COMPASSIONATE PORTRAIT
Squeegee Kids: Understanding the Misunderstood
In this short, one of several documentaries about squeegee kids that came out this year, independent filmmaker Matthew Cooper presents a compassionate portrait of a 13-year-old who cleans car windows to help his mother and his three younger siblings.
CIVIC MOVIEMAKING
Squeegee
Directors Clarke Lyons and Gabe Dinsmoor spent years layering an unrushed, lyrical portrait of the city’s youth, who, with meager options, take to squeegee work.
HOMAGE
Faidley’s
A colorful short film by directors Charles Cohen and Gaybrielle Paredes that chronicles 142-year-old Faidley’s Seafood as it says goodbye to its original Lexington Market location.
SHORT
Family Dinner
Director Ethan Romaine set this family drama in his hometown of Cumberland. Stepsister Vicky is forced to take her younger brother out to dinner, but eventually realizes he has a troubling problem no one is aware of.
PHOTOGRAPHER
JERRY JACKSON
We’ve always admired the work of Baltimore Sun photojournalist Jerry Jackson, who has been on staff at the city daily since 1996. Some of his images, in fact, have graced the pages of this magazine. We also love his nature photography, which is the focus of his Instagram account. But it is his compelling work for The Sun, in particular his drone photography and front-page compositions of the collapsed Francis Scott Key Bridge and recovery efforts, that have stopped us in our tracks at newsstands.
RELIGION REPORTING
ALEX MANN, JONATHAN PITTS
Pitts, a religion and enterprise reporter at The Baltimore Sun, and Mann, the paper’s courts reporter, have been reporting, diligently and empathetically, the still-evolving clergy sexual abuse scandal in the Archdiocese of Baltimore—as well as the institution’s controversial declaration of bankruptcy. As new claims developed, they also covered the archdiocese’s plan to close and consolidate the majority of its churches, which is causing a different pain in Catholic communities around the region.
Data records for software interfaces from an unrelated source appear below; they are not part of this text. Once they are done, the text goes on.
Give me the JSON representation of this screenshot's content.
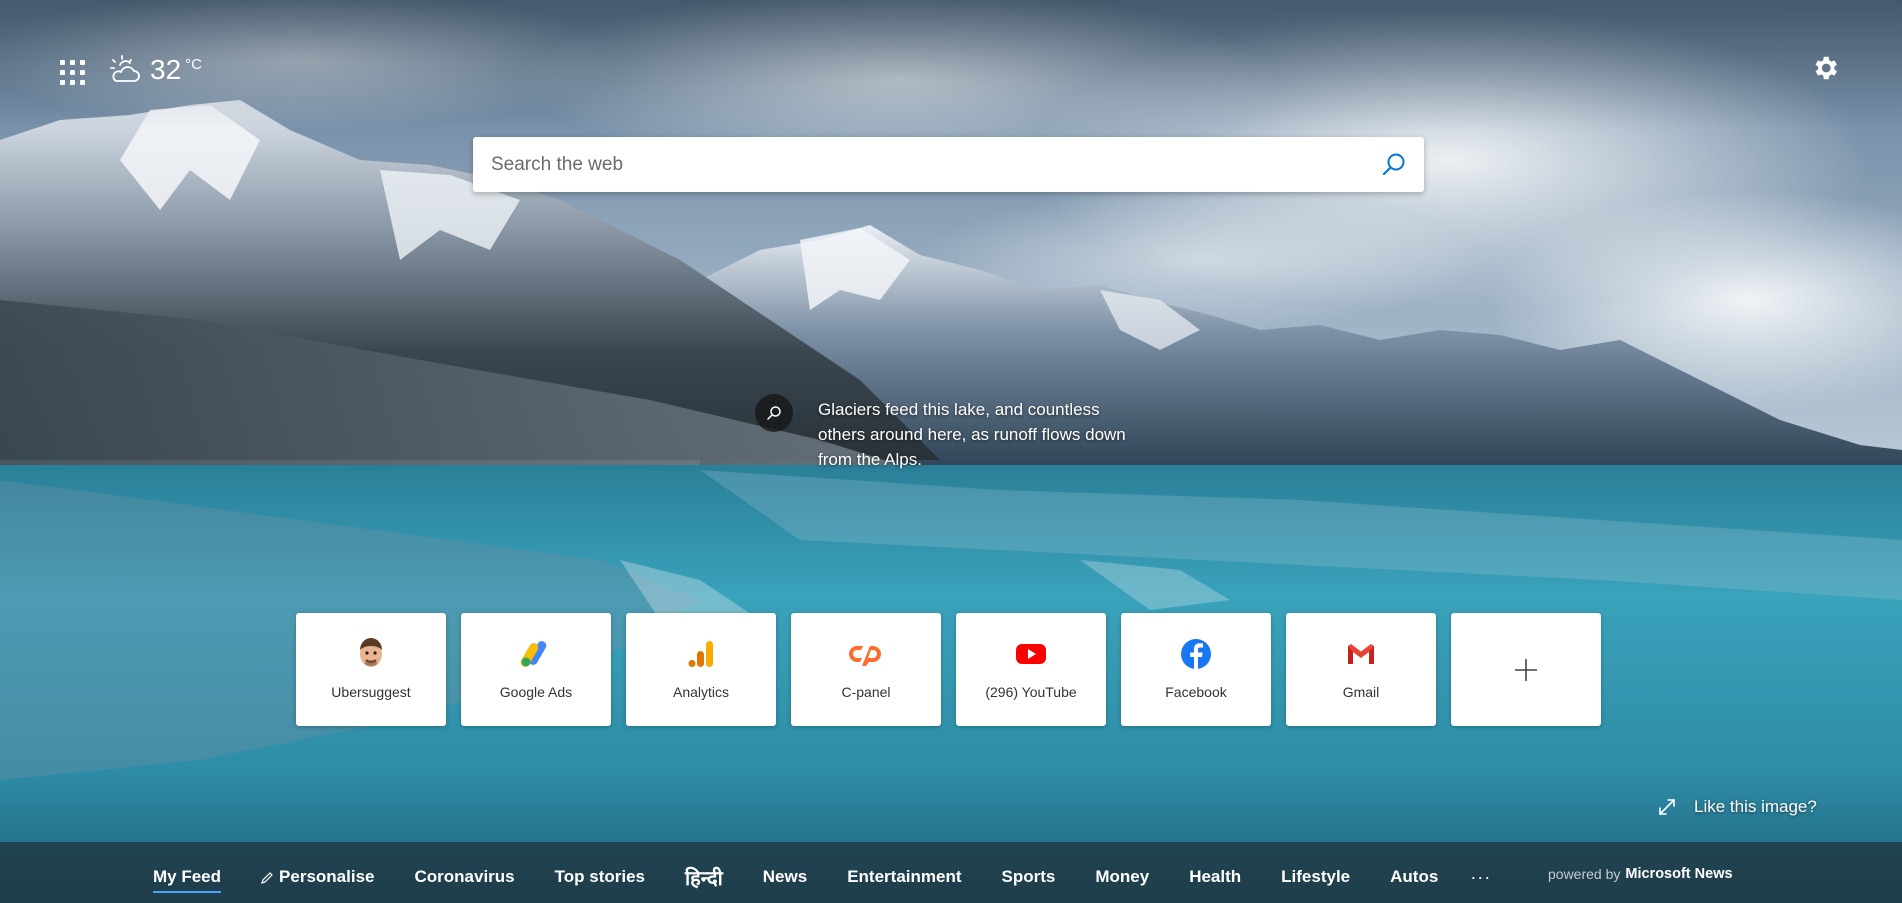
{
  "weather": {
    "temperature": "32",
    "unit": "°C"
  },
  "search": {
    "placeholder": "Search the web"
  },
  "image_caption": "Glaciers feed this lake, and countless others around here, as runoff flows down from the Alps.",
  "quick_links": [
    {
      "label": "Ubersuggest",
      "icon": "ubersuggest-icon"
    },
    {
      "label": "Google Ads",
      "icon": "google-ads-icon"
    },
    {
      "label": "Analytics",
      "icon": "analytics-icon"
    },
    {
      "label": "C-panel",
      "icon": "cpanel-icon"
    },
    {
      "label": "(296) YouTube",
      "icon": "youtube-icon"
    },
    {
      "label": "Facebook",
      "icon": "facebook-icon"
    },
    {
      "label": "Gmail",
      "icon": "gmail-icon"
    }
  ],
  "like_image": "Like this image?",
  "nav": {
    "items": [
      "My Feed",
      "Personalise",
      "Coronavirus",
      "Top stories",
      "हिन्दी",
      "News",
      "Entertainment",
      "Sports",
      "Money",
      "Health",
      "Lifestyle",
      "Autos"
    ],
    "more": "···"
  },
  "powered_by": {
    "prefix": "powered by",
    "brand": "Microsoft News"
  },
  "colors": {
    "accent": "#0078d4",
    "nav_underline": "#4aa3ff"
  }
}
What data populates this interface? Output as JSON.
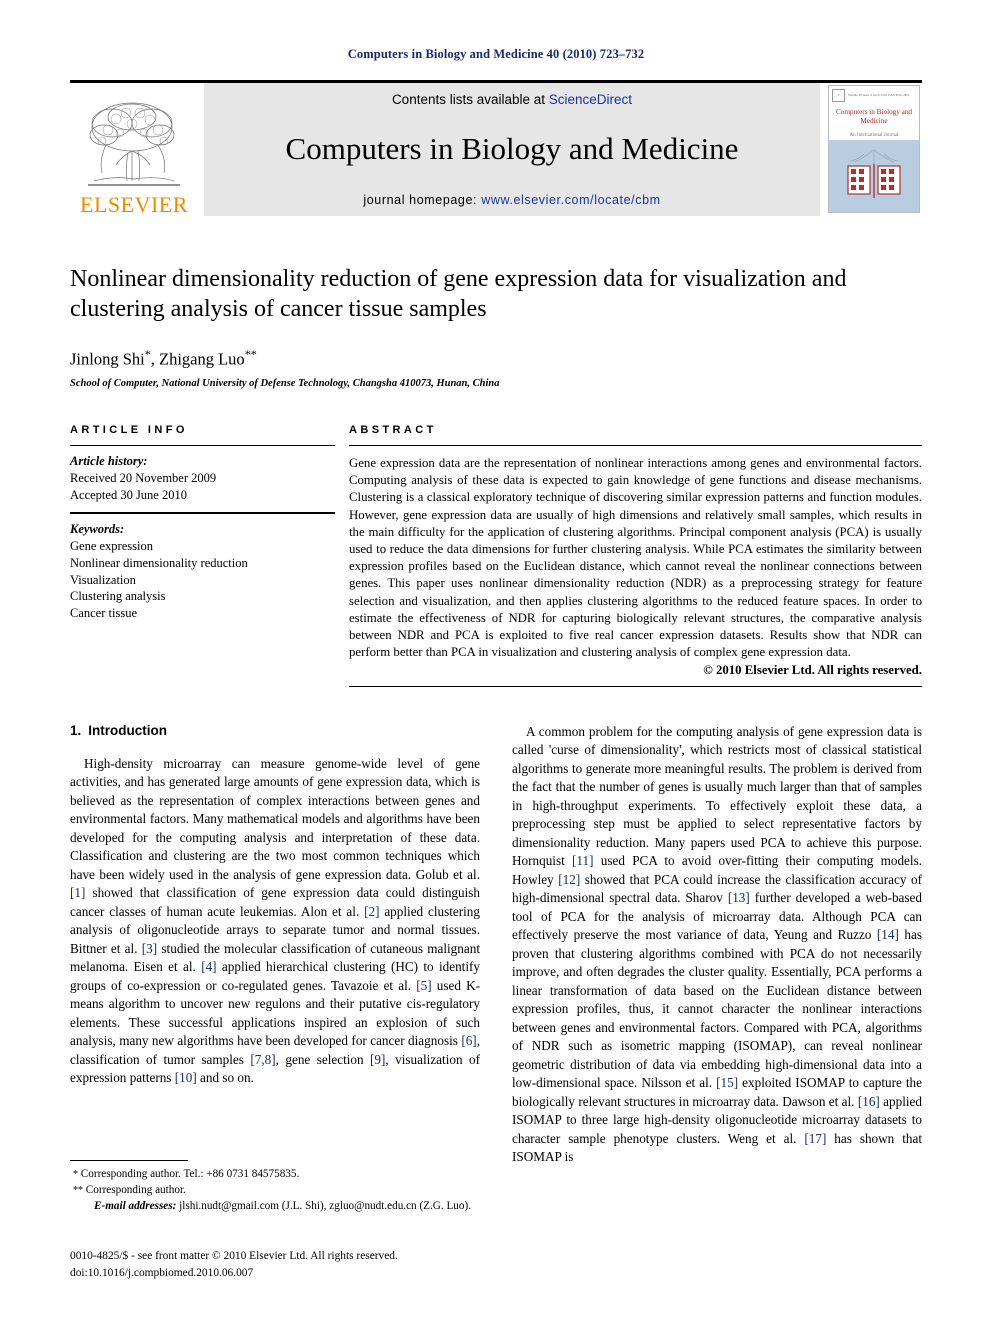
{
  "running_head": "Computers in Biology and Medicine 40 (2010) 723–732",
  "masthead": {
    "publisher_name": "ELSEVIER",
    "contents_prefix": "Contents lists available at ",
    "contents_link": "ScienceDirect",
    "journal_title": "Computers in Biology and Medicine",
    "homepage_prefix": "journal homepage: ",
    "homepage_link": "www.elsevier.com/locate/cbm",
    "cover": {
      "title": "Computers in Biology and Medicine",
      "subtitle": "An International Journal",
      "meta": "Volume 38   Issue 6   April 2010   ISSN 0010-4825",
      "accent_color": "#b22222",
      "panel_color": "#b8cde0"
    },
    "band_color": "#e6e6e6",
    "elsevier_orange": "#ED8B00"
  },
  "article": {
    "title": "Nonlinear dimensionality reduction of gene expression data for visualization and clustering analysis of cancer tissue samples",
    "authors": "Jinlong Shi, Zhigang Luo",
    "author1": "Jinlong Shi",
    "author1_mark": "*",
    "author2": "Zhigang Luo",
    "author2_mark": "**",
    "affiliation": "School of Computer, National University of Defense Technology, Changsha 410073, Hunan, China"
  },
  "article_info": {
    "heading": "ARTICLE INFO",
    "history_label": "Article history:",
    "history": [
      "Received 20 November 2009",
      "Accepted 30 June 2010"
    ],
    "keywords_label": "Keywords:",
    "keywords": [
      "Gene expression",
      "Nonlinear dimensionality reduction",
      "Visualization",
      "Clustering analysis",
      "Cancer tissue"
    ]
  },
  "abstract": {
    "heading": "ABSTRACT",
    "text": "Gene expression data are the representation of nonlinear interactions among genes and environmental factors. Computing analysis of these data is expected to gain knowledge of gene functions and disease mechanisms. Clustering is a classical exploratory technique of discovering similar expression patterns and function modules. However, gene expression data are usually of high dimensions and relatively small samples, which results in the main difficulty for the application of clustering algorithms. Principal component analysis (PCA) is usually used to reduce the data dimensions for further clustering analysis. While PCA estimates the similarity between expression profiles based on the Euclidean distance, which cannot reveal the nonlinear connections between genes. This paper uses nonlinear dimensionality reduction (NDR) as a preprocessing strategy for feature selection and visualization, and then applies clustering algorithms to the reduced feature spaces. In order to estimate the effectiveness of NDR for capturing biologically relevant structures, the comparative analysis between NDR and PCA is exploited to five real cancer expression datasets. Results show that NDR can perform better than PCA in visualization and clustering analysis of complex gene expression data.",
    "copyright": "© 2010 Elsevier Ltd. All rights reserved."
  },
  "introduction": {
    "number": "1.",
    "heading": "Introduction",
    "left_paragraph_1": "High-density microarray can measure genome-wide level of gene activities, and has generated large amounts of gene expression data, which is believed as the representation of complex interactions between genes and environmental factors. Many mathematical models and algorithms have been developed for the computing analysis and interpretation of these data. Classification and clustering are the two most common techniques which have been widely used in the analysis of gene expression data. Golub et al. [1] showed that classification of gene expression data could distinguish cancer classes of human acute leukemias. Alon et al. [2] applied clustering analysis of oligonucleotide arrays to separate tumor and normal tissues. Bittner et al. [3] studied the molecular classification of cutaneous malignant melanoma. Eisen et al. [4] applied hierarchical clustering (HC) to identify groups of co-expression or co-regulated genes. Tavazoie et al. [5] used K-means algorithm to uncover new regulons and their putative cis-regulatory elements. These successful applications inspired an explosion of such analysis, many new algorithms have been developed for cancer diagnosis [6], classification of tumor samples [7,8], gene selection [9], visualization of expression patterns [10] and so on.",
    "right_paragraph_1": "A common problem for the computing analysis of gene expression data is called 'curse of dimensionality', which restricts most of classical statistical algorithms to generate more meaningful results. The problem is derived from the fact that the number of genes is usually much larger than that of samples in high-throughput experiments. To effectively exploit these data, a preprocessing step must be applied to select representative factors by dimensionality reduction. Many papers used PCA to achieve this purpose. Hornquist [11] used PCA to avoid over-fitting their computing models. Howley [12] showed that PCA could increase the classification accuracy of high-dimensional spectral data. Sharov [13] further developed a web-based tool of PCA for the analysis of microarray data. Although PCA can effectively preserve the most variance of data, Yeung and Ruzzo [14] has proven that clustering algorithms combined with PCA do not necessarily improve, and often degrades the cluster quality. Essentially, PCA performs a linear transformation of data based on the Euclidean distance between expression profiles, thus, it cannot character the nonlinear interactions between genes and environmental factors. Compared with PCA, algorithms of NDR such as isometric mapping (ISOMAP), can reveal nonlinear geometric distribution of data via embedding high-dimensional data into a low-dimensional space. Nilsson et al. [15] exploited ISOMAP to capture the biologically relevant structures in microarray data. Dawson et al. [16] applied ISOMAP to three large high-density oligonucleotide microarray datasets to character sample phenotype clusters. Weng et al. [17] has shown that ISOMAP is"
  },
  "footnotes": {
    "line1": "Corresponding author. Tel.: +86 0731 84575835.",
    "line1_mark": "*",
    "line2": "Corresponding author.",
    "line2_mark": "**",
    "email_label": "E-mail addresses:",
    "email_text": "jlshi.nudt@gmail.com (J.L. Shi), zgluo@nudt.edu.cn (Z.G. Luo)."
  },
  "imprint": {
    "line1": "0010-4825/$ - see front matter © 2010 Elsevier Ltd. All rights reserved.",
    "line2": "doi:10.1016/j.compbiomed.2010.06.007"
  }
}
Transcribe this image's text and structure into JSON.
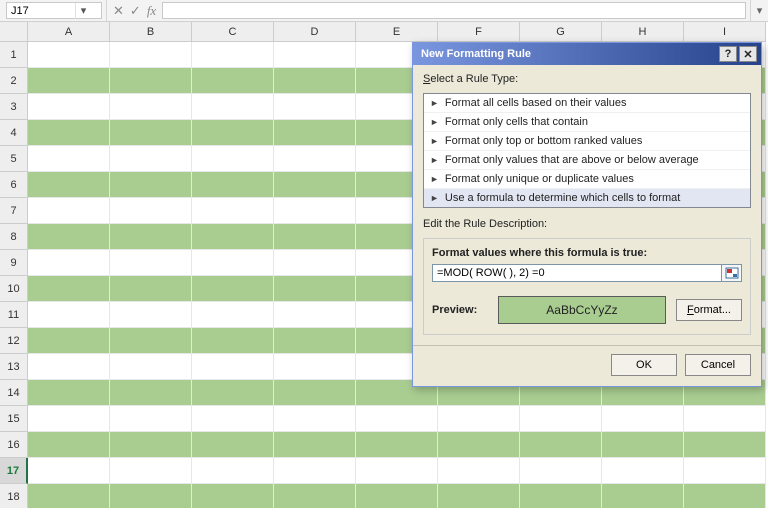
{
  "namebox": {
    "value": "J17"
  },
  "formula_bar": {
    "value": ""
  },
  "columns": [
    "A",
    "B",
    "C",
    "D",
    "E",
    "F",
    "G",
    "H",
    "I"
  ],
  "rows": [
    "1",
    "2",
    "3",
    "4",
    "5",
    "6",
    "7",
    "8",
    "9",
    "10",
    "11",
    "12",
    "13",
    "14",
    "15",
    "16",
    "17",
    "18"
  ],
  "active_row_index": 16,
  "band_color": "#a9cd91",
  "dialog": {
    "title": "New Formatting Rule",
    "select_label": "Select a Rule Type:",
    "rule_types": [
      "Format all cells based on their values",
      "Format only cells that contain",
      "Format only top or bottom ranked values",
      "Format only values that are above or below average",
      "Format only unique or duplicate values",
      "Use a formula to determine which cells to format"
    ],
    "selected_rule_index": 5,
    "edit_label": "Edit the Rule Description:",
    "formula_label": "Format values where this formula is true:",
    "formula_value": "=MOD( ROW( ), 2) =0",
    "preview_label": "Preview:",
    "preview_sample": "AaBbCcYyZz",
    "format_button": "Format...",
    "ok": "OK",
    "cancel": "Cancel"
  }
}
PHOTOGRAPHY BY MIKE MORGAN
Documentary
THE BODY POLITIC
In a prescient documentary, Baltimore director Gabriel Goodenough garnered behind-the-scenes access to then-new Mayor Brandon Scott as he set out to tackle the city’s skyrocketing gun violence with a holistic approach that focused on more than arrests and incarceration. Using the high stakes of the 2020 Democratic primary as a starting point, Goodenough chronicles the planning behind the young mayor’s commitment to violence interruption programs and his Group Violence Reduction Strategy, which directs resources to those most at risk of involvement in gun violence. It also captures the struggles and pain inherent in Scott’s job—and finally, the encouraging early results.
YOUTH VOTER GUIDE
BALTIMORE BEAT
There’s much to appreciate about the Baltimore Beat, including its diverse coverage of the city’s arts scene. But we especially love the Beat’s focus on the city’s youth—and its first-ever (and possibly the city’s first-ever) Youth Voter Guide this spring, which surveyed young voices before the primaries and asked candidates about the issues most pressing to the younger generation. Not every candidate responded (they should have), but the ones who did, did so thoughtfully. We hope it becomes an annual part of election coverage.